MillenniumPost
Delhi

Capital books highest telegrams as 160-year-old service ends

People across India thronged to telegraph offices to experience the thrill of booking a telegram for one last time as the curtains came down Sunday night on a 160-year-old service.

Some 20,000 telegrams were booked Sunday, of them 2,200 from Delhi followed by Kerala with 1,867, a source in the department said.

The last telegram was sent out to Congress vice president Rahul Gandhi by Ashwani Mishra of DD News at around 11.30 p.m, wishing him ‘success and happiness in life’ and hoping he would attain heights in life as other great men of the past.

At the time of its closure, the telegraph department had around 1,000 employees in 75 offices across the country. They all will be deployed in the broadband, landline and cellular divisions of state-run Bharat Sanchar Nigam Limited (BSNL) that operated the service. This will happen from next week, it is learnt.

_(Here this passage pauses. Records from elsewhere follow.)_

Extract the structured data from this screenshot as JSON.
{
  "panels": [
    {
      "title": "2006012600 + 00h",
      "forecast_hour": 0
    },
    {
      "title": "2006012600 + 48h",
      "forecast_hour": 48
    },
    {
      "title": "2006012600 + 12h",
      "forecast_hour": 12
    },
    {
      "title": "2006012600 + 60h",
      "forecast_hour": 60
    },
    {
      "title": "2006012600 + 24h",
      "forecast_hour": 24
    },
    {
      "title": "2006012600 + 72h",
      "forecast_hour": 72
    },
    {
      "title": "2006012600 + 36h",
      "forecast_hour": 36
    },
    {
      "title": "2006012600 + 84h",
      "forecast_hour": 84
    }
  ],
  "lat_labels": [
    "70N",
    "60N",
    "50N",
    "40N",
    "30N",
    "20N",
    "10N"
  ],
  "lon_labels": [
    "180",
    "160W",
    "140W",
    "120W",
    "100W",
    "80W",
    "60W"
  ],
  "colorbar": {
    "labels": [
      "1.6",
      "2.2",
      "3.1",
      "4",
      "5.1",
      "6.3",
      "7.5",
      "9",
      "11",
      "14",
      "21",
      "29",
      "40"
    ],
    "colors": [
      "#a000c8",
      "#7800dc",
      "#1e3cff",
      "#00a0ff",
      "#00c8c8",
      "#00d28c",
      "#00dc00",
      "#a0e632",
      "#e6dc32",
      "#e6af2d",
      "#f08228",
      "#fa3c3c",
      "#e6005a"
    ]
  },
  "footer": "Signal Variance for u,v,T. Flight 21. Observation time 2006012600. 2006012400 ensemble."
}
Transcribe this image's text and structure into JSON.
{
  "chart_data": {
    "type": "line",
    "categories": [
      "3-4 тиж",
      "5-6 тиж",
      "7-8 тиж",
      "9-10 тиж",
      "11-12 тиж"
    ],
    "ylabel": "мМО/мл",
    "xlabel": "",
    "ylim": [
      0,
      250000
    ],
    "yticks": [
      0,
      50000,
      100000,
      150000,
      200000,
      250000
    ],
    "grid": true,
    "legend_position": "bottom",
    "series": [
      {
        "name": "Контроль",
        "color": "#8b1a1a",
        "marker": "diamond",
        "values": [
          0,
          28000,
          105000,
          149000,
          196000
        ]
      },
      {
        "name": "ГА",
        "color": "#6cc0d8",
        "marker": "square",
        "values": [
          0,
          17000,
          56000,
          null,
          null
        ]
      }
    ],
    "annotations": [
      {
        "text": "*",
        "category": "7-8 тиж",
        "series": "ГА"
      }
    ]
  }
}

India owes its telegraph system to its erstwhile British rulers who brought it to the country in 1833 to establish a communication system between their capital Calcutta (now Kolkata) and Howrah. It was expanded across the country in 1853 and even after the arrival of the telephony system in India early in the 20th century, it was the principal means of communications across the vast landmass.

During 1982-83 there were some 45,000 telegraph offices across the country. The annual telegraph traffic during that period was 75.2 million, which has now fallen to 72,000, prompting BSNL to scrap the service as it felt it had lost its relevance in this age of cutting-edge technology.